"If you should ask a modern Sangrado what was most necessary in the treatment of disease, doubtless he would reply, 'Bleeding.'
"Our modern pathologists, surgeons and others, think bleeding the factotum in all maladies; it is the ne plus ultra, when drawn in large quantities. Blood-letting, say these authors, is not only the most powerful and important, but the most generally used, of all our remedies. Scarcely a case of acute, or, indeed, of chronic, disease occurs in which it does not become necessary to consider the propriety of having recourse to the lancet." (??) To what extent blood-letting is carried, in our modern age, may be learned by reading Youatt and others, who recommend it "when animals rub themselves, and the hair falls off; when the eyes appear dull and languid, red or inflamed; in all inflammatory complaints, as of the brain, lungs, kidneys, bowels, womb, bladder, and joints; in all bruises, hurts, wounds, and all other accidents; in cold, catarrh, paralysis, and locked-jaw." Yet, strange to say, one of these authors qualifies his recommendations as follows: "No man, however wise, can tell exactly how much blood ought to be taken in a given case." Now, it is well known that the draining of blood from a vein, though it diminishes the vital resistance, and lessens the volume of fluids, does not mend the matter; for it thus gives to cold and atmospheric agents the ascendant influence. A collapse takes place, the secretions become impaired, the animal refuses its food, "looks dumpish," &c.

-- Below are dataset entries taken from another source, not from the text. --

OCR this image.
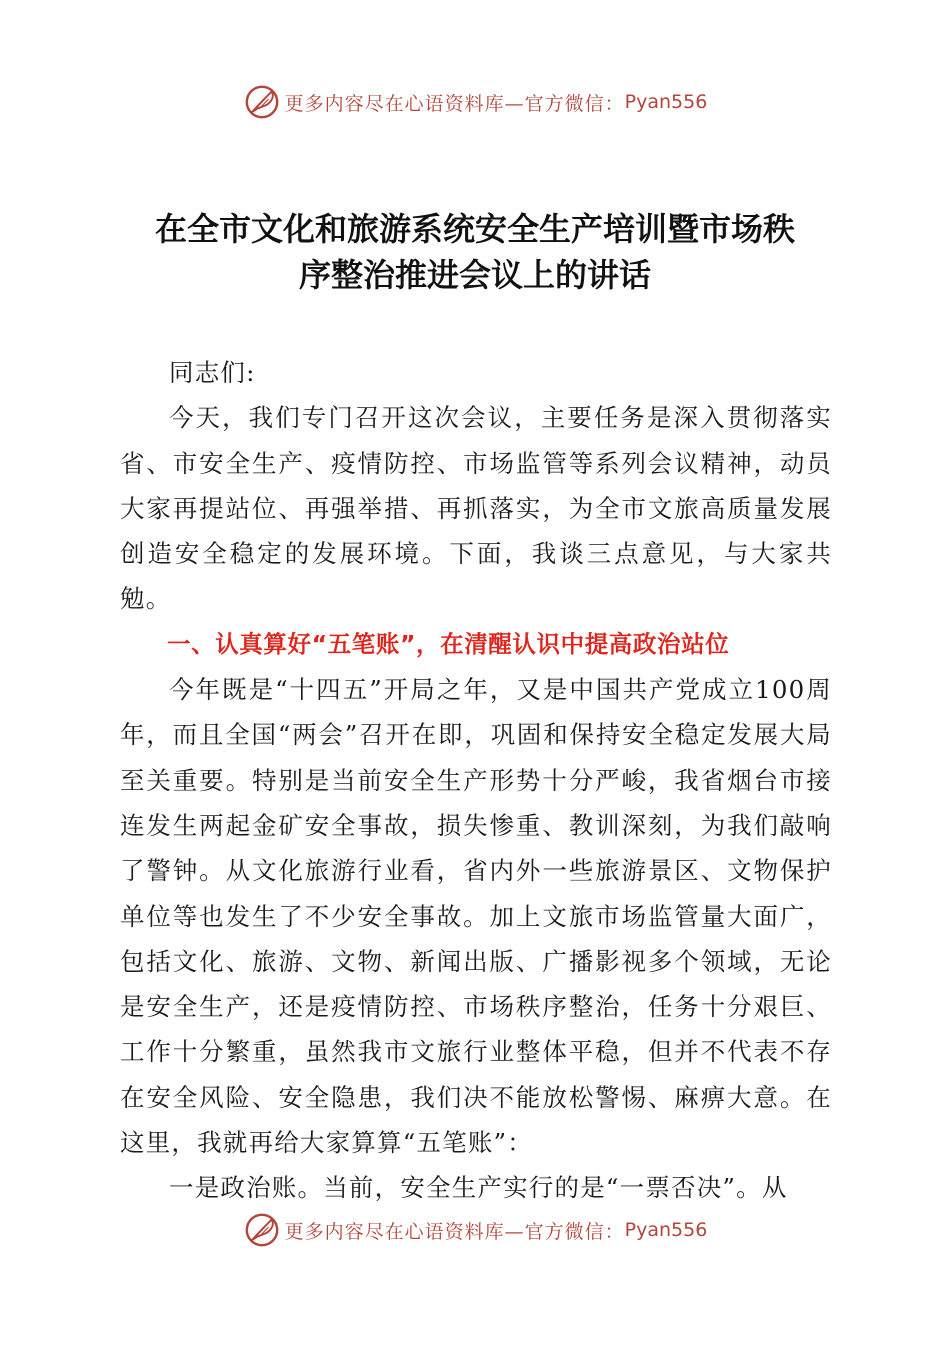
更多内容尽在心语资料库—官方微信： Pyan556
在全市文化和旅游系统安全生产培训暨市场秩
序整治推进会议上的讲话

同志们:

今天，我们专门召开这次会议，主要任务是深入贯彻落实省、市安全生产、疫情防控、市场监管等系列会议精神，动员大家再提站位、再强举措、再抓落实，为全市文旅高质量发展创造安全稳定的发展环境。下面，我谈三点意见，与大家共勉。

一、认真算好“五笔账”，在清醒认识中提高政治站位

今年既是“十四五”开局之年，又是中国共产党成立100周年，而且全国“两会”召开在即，巩固和保持安全稳定发展大局至关重要。特别是当前安全生产形势十分严峻，我省烟台市接连发生两起金矿安全事故，损失惨重、教训深刻，为我们敲响了警钟。从文化旅游行业看，省内外一些旅游景区、文物保护单位等也发生了不少安全事故。加上文旅市场监管量大面广，包括文化、旅游、文物、新闻出版、广播影视多个领域，无论是安全生产，还是疫情防控、市场秩序整治，任务十分艰巨、工作十分繁重，虽然我市文旅行业整体平稳，但并不代表不存在安全风险、安全隐患，我们决不能放松警惕、麻痹大意。在这里，我就再给大家算算“五笔账”：

一是政治账。当前，安全生产实行的是“一票否决”。从

更多内容尽在心语资料库—官方微信： Pyan556
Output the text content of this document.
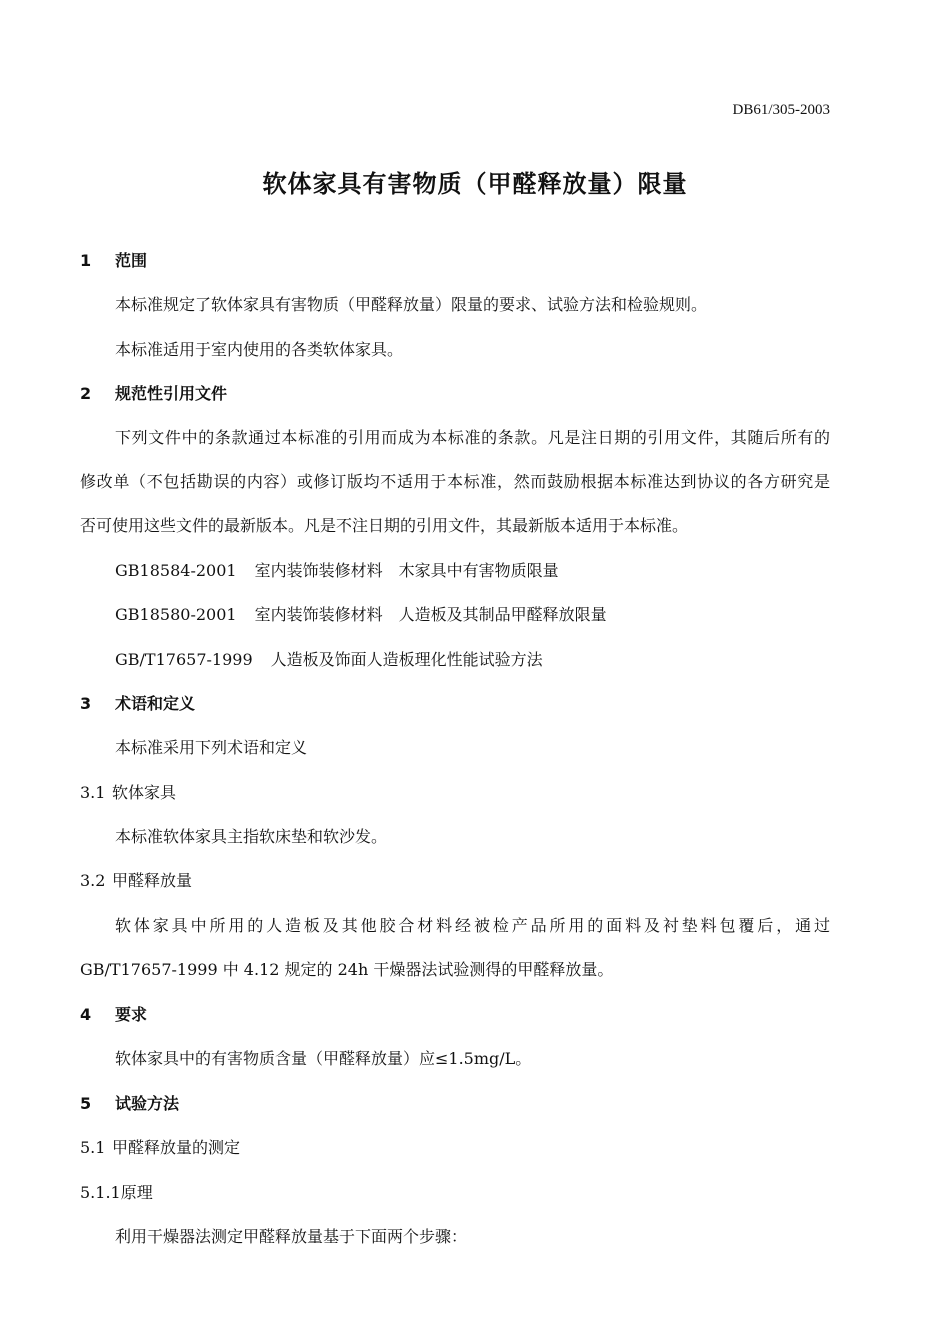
DB61/305-2003
软体家具有害物质（甲醛释放量）限量
1 范围
本标准规定了软体家具有害物质（甲醛释放量）限量的要求、试验方法和检验规则。
本标准适用于室内使用的各类软体家具。
2 规范性引用文件
下列文件中的条款通过本标准的引用而成为本标准的条款。凡是注日期的引用文件，其随后所有的
修改单（不包括勘误的内容）或修订版均不适用于本标准，然而鼓励根据本标准达到协议的各方研究是
否可使用这些文件的最新版本。凡是不注日期的引用文件，其最新版本适用于本标准。
GB18584-2001 室内装饰装修材料　木家具中有害物质限量
GB18580-2001 室内装饰装修材料　人造板及其制品甲醛释放限量
GB/T17657-1999 人造板及饰面人造板理化性能试验方法
3 术语和定义
本标准采用下列术语和定义
3.1 软体家具
本标准软体家具主指软床垫和软沙发。
3.2 甲醛释放量
软体家具中所用的人造板及其他胶合材料经被检产品所用的面料及衬垫料包覆后，通过
GB/T17657-1999 中 4.12 规定的 24h 干燥器法试验测得的甲醛释放量。
4 要求
软体家具中的有害物质含量（甲醛释放量）应≤1.5mg/L。
5 试验方法
5.1 甲醛释放量的测定
5.1.1原理
利用干燥器法测定甲醛释放量基于下面两个步骤：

We might continue this article to an indefinite length; but as we shall, in the following pages, have occasion to refer to the use of the lancet as a destructive agent, we conclude it with the following remarks of an English physician: "Our most valuable remedies against inflammation are but ill adapted for curing that state of disease. They do not act directly on the diseased part; the action is only indirect; therefore it is imperfect. Bleeding, the best of any of these remedies, is in this predicament."
FOOTNOTES:
[1] A piece of pasture land.
[2] Then the life of an animal is also in the blood; and the same evil consequences follow its abstraction.
EFFORTS OF NATURE TO REMOVE DISEASE.
"Nature is ever busy, by the silent operations of her own forces, in curing disease."—Dixon.
Whenever any irritating substance comes in contact with sensitive surfaces, nature, or the vis medicatrix naturæ, goes immediately to work to remove the offending cause: for example, should any substance lodge on the mucous surface, within the nostril, although it be imperceptible, as often happens when the hay is musty, it abounds in particles whose specific gravity enables them to float in atmospheric air; they are then inhaled in the act of respiration, and nature, in order to wash off the offending matter, sends a quantity of fluid to the part. The same process may be observed when a small piece of hay, or other foreign matter, shall have fallen into the eye: the tears then flow in great abundance, to prevent that delicate organ being injured. "When a blister is applied to the surface, it first excites a genial warmth, with inflammation of the skin; and nature, distressed, goes instantly to work, separates the cuticle to form a bag, interposes serum between the nerves and the offensive matter, then prepares another cuticle, that, when the former, with the adhering substance, shall fall off, the nervous papillæ may be again provided with a covering.